THR: In recent years, single-camera comedies became trendier — but more expensive and often less successful– than multi-cam ones. Were you surprised by the surge of multi-cam shows picked up?
Roth: As somebody who has been around as long as I have, I’ve seen so many patterns, cycles and everyone thinking that they have the next great solution. I have a very simple philosophy: put on great, compelling, worthwhile television, no matter what the genre. A great, multi-camera sitcom is every bit as relevant and worthwhile as a great drama; and a bad multi-camera sitcom is every bit as irrelevant as a bad drama.
THR: You had the most talked about pilot of the season in Wonder Woman. How does it feel not seeing it on NBC’s schedule?
Roth: I think Wonder Woman was a very well crafted pilot. But after seeing the announcement of the NBC schedule, I now understand and agree with [NBC Entertainment Chairman] Bob [Greenblatt] that it doesn’t necessarily fit particularly well with their schedule. As well crafted and contemporized as it was, it was a big and radical shift for viewers to embrace this new idea — and that may, to some degree, have had to do with why it didn’t make it.
THR: Is there a chance that we’ll see it on another network in another form?
Roth: To be determined. I’m just not sure yet; we haven’t given it a lot of thought.
THR: You have a slew of new shows coming on this fall. What do you foresee being the toughest time period?

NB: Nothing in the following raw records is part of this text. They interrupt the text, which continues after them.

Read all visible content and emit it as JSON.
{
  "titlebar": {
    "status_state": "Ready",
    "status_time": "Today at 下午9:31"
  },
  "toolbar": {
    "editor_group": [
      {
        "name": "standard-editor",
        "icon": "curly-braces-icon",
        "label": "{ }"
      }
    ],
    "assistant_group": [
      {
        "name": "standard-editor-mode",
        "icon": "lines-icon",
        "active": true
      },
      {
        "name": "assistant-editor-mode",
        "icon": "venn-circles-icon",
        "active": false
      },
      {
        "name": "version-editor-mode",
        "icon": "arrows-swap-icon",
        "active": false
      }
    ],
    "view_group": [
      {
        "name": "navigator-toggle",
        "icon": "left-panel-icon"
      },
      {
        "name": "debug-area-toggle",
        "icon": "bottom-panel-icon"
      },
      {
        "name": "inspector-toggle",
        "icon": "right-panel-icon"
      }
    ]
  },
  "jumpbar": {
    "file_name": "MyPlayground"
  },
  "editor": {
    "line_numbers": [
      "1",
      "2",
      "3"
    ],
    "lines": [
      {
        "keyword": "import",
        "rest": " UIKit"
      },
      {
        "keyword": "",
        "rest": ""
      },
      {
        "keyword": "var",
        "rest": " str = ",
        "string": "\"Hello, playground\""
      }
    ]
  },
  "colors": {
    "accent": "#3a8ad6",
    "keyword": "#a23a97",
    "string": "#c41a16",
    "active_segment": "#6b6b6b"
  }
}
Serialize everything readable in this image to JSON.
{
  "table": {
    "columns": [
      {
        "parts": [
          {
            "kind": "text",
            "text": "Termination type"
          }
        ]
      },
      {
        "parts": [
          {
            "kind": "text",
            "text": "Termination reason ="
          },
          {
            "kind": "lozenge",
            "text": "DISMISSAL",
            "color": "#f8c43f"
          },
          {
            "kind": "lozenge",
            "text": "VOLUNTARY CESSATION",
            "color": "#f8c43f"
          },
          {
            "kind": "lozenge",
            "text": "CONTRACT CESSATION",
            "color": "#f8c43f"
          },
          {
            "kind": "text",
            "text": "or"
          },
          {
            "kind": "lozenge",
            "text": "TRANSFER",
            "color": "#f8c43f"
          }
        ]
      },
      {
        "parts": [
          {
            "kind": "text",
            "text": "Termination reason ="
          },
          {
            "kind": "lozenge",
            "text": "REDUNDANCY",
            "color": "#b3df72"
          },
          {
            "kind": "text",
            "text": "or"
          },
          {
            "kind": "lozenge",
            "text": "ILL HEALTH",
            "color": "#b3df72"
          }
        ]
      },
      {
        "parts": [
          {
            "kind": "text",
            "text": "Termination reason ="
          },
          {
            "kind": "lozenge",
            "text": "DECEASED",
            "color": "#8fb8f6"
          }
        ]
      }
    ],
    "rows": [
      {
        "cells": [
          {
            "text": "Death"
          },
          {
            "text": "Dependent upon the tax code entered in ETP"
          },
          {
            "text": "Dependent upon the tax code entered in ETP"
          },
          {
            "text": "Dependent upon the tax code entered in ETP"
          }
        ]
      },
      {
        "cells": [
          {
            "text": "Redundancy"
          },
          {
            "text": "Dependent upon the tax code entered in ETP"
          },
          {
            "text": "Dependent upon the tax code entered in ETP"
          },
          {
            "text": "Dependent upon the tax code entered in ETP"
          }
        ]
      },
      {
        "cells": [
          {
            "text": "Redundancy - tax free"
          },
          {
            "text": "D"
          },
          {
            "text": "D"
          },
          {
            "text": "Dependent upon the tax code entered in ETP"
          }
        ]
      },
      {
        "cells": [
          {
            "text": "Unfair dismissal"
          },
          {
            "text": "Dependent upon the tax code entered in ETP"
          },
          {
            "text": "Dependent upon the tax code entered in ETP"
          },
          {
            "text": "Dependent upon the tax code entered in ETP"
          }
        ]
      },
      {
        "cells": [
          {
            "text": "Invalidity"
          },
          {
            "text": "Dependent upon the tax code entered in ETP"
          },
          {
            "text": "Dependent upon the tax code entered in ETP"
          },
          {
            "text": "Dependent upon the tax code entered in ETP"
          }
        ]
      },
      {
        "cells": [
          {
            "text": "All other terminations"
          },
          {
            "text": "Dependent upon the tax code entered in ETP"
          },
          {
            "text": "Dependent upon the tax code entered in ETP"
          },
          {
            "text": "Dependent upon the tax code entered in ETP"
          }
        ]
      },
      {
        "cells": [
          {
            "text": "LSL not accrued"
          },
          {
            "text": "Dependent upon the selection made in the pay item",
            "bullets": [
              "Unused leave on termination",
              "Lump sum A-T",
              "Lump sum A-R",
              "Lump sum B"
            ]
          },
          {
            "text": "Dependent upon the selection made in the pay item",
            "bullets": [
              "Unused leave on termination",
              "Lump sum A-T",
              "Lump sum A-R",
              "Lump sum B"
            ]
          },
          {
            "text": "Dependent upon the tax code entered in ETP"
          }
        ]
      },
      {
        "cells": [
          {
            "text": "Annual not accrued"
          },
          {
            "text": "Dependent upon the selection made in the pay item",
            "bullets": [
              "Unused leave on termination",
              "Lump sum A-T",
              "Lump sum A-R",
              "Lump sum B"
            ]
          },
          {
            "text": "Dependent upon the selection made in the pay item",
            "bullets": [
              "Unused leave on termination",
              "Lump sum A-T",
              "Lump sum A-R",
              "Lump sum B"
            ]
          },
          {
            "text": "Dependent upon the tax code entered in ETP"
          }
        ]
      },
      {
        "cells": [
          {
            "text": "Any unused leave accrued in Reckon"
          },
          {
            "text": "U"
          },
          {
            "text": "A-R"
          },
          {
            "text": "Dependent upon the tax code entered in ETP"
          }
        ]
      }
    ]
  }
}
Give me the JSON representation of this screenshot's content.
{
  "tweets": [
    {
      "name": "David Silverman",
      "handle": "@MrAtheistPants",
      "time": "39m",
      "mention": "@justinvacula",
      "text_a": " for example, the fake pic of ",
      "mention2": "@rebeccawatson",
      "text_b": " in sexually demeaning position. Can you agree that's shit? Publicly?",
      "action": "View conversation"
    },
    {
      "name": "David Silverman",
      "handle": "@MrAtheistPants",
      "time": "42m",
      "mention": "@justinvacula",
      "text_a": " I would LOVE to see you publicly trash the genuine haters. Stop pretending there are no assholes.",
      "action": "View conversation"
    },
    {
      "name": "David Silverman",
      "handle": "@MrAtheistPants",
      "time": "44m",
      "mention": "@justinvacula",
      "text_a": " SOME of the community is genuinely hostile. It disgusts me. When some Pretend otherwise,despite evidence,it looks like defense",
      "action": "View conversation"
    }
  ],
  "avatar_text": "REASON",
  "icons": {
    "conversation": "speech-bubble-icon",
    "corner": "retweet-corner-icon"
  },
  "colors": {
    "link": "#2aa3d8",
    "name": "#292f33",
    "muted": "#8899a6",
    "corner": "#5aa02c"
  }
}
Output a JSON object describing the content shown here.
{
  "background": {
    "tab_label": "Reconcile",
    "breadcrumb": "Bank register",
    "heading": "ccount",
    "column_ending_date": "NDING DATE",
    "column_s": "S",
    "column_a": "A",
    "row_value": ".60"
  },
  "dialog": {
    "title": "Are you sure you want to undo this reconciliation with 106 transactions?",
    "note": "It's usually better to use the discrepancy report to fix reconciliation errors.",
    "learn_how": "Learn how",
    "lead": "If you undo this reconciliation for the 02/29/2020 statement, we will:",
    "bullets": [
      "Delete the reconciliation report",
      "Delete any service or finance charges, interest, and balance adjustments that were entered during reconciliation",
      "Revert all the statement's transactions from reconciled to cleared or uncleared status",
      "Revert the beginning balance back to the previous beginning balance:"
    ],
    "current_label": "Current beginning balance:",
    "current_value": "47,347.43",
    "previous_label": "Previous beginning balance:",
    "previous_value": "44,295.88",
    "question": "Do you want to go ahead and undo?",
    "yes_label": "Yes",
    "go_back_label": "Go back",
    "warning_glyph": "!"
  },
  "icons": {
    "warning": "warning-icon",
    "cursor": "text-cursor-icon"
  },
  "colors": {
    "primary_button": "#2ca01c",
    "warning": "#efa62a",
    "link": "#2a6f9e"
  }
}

Roth: I’d say Wednesdays at 9 is a particularly competitive time period. We have Harry’s Law in that time period. We have at 9:30 [the Fox comedy] I Hate My Teenage Daughter. And at some point mid-season, we’ll also have [the ABC comedy] Work It in the time period. So I find that to be a particularly competitive time period that’s going to be challenging for us.
THR: How about having The Big Bang Theory up against Simon Cowell’s The X Factor the fall, which some suspect will become a second ratings death star?
Roth: Big Bang has been up against the American Idol results show, but Big Bang is such a strong show. CBS gets so much credit for having the guts to make such a bold move last year and frankly it has worked. So I don’t think X Factor, which I have great respect for and think will do well, represents an even greater threat than Idol’s results show did. So I’m not concerned about that.
THR: Come fall, you’ll have Ashton Kutcher on Two and a Half Men. What can you tell us about what that will look like?
Roth: The specifics are literally still being worked out. This is such a dynamic process that I’m sure [executive producer] Chuck [Lorre] will have a number of different thoughts and will write towards the extraordinary strengths of Ashton as we go through the process. What I can tell you is that we’re very excited about Ashton’s presence in the show.